Keep in mind that society and certain worldviews are changing. Many trends in society are changing due to socioeconomic demands. For example, nowadays, couples are choosing to move in together before getting married, as it is harder to hold a high paying job that can pay for life expenses. It also allows the couple to figure out if they can actually live together before making a big life commitment like marriage.

The increase in this trend is due to how society and the job markets are currently. It has changed drastically from when your parents were around 18 to 35 years old. Give your parents time to accept these changes and to get used to the idea that things are not what they seem to be back when they were younger.

7. Negotiate to meet in between.

If you can’t see eye to eye with your parents, negotiate on terms where you can meet in the middle. There are usually more than two solutions to the problem, and it is up to you to communicate with your parents while searching for all possible solutions. An example might be that your parents are not lending you their car because they have to use it. Why not negotiate a certain day or time of when you get to use the car, except for when emergencies arise?

Define these emergencies with your parents so you both have clear expectations. Or why not negotiate that you can drop them off wherever it is that they need to go to, and will later pick them up after you run your own errands?

8. Set boundaries.

Parents want what is best for their children, but oftentimes it gets redirected and comes across as a lack of privacy or trust if they keep prying for answers. Laying out the guidelines and having boundaries set in place will give a better understanding of how you both navigate each other’s worlds. Expectations are set in place so that everything is clearly defined without any surprises. Either verbally agree on these guidelines or write them out on paper. Seeing it written down is somewhat more binding than just verbal agreement.

9. Be prepared and do your research.

Depending on what you are trying to convince your parents, doing a bit of research ahead of time to have solid facts to support your research may not be a bad idea. Try using a splatter diagram (check out other uses for splatter diagrams and being innovative) to brainstorm and figure out all possible angles of your argument. From there, do your research so that you have supportive evidence to persuade your parents to agree with your side of the argument. This will not only impress your parents, but it will show them that you have thought about things thoroughly and are knowledgeable about what you are getting yourself into.
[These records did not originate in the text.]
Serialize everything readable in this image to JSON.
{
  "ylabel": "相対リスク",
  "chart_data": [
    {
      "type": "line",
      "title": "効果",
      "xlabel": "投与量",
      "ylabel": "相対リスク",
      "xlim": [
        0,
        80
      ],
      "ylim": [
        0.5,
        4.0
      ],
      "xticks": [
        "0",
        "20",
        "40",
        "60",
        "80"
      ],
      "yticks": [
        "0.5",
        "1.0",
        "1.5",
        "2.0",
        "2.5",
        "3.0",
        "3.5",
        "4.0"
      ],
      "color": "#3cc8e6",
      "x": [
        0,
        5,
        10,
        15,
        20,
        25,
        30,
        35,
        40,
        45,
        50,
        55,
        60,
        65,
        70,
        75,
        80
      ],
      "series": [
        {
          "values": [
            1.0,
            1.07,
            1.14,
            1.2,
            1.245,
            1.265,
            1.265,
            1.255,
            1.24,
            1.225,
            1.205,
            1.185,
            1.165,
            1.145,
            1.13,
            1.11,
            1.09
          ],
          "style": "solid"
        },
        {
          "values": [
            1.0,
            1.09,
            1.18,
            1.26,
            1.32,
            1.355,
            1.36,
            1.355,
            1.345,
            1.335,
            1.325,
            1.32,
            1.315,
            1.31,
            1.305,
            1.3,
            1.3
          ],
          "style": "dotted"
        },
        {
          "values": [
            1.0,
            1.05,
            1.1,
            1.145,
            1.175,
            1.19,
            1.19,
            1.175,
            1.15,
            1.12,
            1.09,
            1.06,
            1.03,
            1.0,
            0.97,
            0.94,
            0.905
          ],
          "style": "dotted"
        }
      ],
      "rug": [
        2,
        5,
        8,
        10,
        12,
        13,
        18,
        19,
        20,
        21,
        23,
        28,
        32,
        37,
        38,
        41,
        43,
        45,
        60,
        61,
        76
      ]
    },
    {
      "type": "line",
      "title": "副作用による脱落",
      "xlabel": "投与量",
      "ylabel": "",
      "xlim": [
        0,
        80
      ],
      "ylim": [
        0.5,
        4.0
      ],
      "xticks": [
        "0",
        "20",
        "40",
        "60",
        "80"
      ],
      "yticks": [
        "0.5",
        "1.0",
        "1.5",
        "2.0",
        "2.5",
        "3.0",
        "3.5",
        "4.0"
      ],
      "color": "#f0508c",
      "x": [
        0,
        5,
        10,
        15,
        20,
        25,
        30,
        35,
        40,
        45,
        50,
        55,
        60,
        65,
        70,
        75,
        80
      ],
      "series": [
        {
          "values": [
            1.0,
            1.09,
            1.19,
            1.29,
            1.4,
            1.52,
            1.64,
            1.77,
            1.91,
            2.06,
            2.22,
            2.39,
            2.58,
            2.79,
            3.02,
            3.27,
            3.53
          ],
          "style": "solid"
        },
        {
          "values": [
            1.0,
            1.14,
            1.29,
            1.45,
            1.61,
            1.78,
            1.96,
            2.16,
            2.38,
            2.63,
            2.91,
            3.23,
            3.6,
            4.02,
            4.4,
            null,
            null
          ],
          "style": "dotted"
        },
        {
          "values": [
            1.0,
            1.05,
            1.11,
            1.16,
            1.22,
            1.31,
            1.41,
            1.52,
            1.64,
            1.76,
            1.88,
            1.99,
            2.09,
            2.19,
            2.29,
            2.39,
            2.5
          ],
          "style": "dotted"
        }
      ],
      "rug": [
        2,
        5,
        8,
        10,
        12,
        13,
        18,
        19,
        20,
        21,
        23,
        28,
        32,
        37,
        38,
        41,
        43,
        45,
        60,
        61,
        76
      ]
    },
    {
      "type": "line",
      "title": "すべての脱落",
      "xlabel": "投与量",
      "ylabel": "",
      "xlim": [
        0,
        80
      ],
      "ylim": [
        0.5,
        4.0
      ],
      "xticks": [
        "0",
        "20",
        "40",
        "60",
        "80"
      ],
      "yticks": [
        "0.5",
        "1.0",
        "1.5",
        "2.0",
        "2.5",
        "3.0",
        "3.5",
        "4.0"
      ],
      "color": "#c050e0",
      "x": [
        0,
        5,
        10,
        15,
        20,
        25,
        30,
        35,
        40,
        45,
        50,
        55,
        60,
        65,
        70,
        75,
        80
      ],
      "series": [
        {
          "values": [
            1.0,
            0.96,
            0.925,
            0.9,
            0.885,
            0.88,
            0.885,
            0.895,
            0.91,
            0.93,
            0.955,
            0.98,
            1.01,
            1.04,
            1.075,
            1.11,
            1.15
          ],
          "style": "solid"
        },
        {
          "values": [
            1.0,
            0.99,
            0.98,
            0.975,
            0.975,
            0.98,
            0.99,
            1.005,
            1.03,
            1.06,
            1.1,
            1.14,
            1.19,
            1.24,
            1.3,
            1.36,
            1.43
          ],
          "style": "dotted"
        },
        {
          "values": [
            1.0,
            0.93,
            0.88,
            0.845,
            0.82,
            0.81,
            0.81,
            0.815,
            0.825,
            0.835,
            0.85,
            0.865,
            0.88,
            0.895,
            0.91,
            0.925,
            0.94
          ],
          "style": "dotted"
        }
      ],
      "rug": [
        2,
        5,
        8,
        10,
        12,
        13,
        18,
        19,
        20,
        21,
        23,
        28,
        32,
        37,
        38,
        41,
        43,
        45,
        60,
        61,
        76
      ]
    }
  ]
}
Strict parents are not stubborn parents. Keep in mind that they often want what is best for their children even if they seem ridiculously unreasonable to you. Open the lines of communication and talk to them about how you are feeling. Check in with them to see if they are okay on their end of communication. Staying up to date and being honest with each other is important to allow both parties to be happy with the changes in each other’s lives. Keep a level head and speak from the heart. Your parents will ease up and come around with time. Don’t give up hope!

6 People reacted on this

  1. Ok so is that how you actually get rid of your parents? My parents are married but their not really strict their just a bit demanding. so anyways i like this site this site is good for me and it’s really understanding ALOT so thank you guys sooo much!

  2. Hang on, I’m a responsible parent and my children respect my husband and I. My 19 year old is home by 10pm and understands our dogs will go crazy if anyone creeps around later.
    Big mistake telling teens to ask why. If my children were to challenge my husband and I, they would be grounded, as for your section on ‘bite the bullet’ and telling them to be ballsy….it’s not mature, it’s brattish as is ‘appeal, appeal, appeal’.
    It’s parents who roll over to brat kids that make bad kids. Can they walk into their jobs in a few years and be ballsy, challenging and appealing? No! My children know I remember my childhood all too well and I’ve grown into a respectable mum with kids who adore me and don’t behave as you are encouraging.
    I love my kids, they’re my life and they know the rules.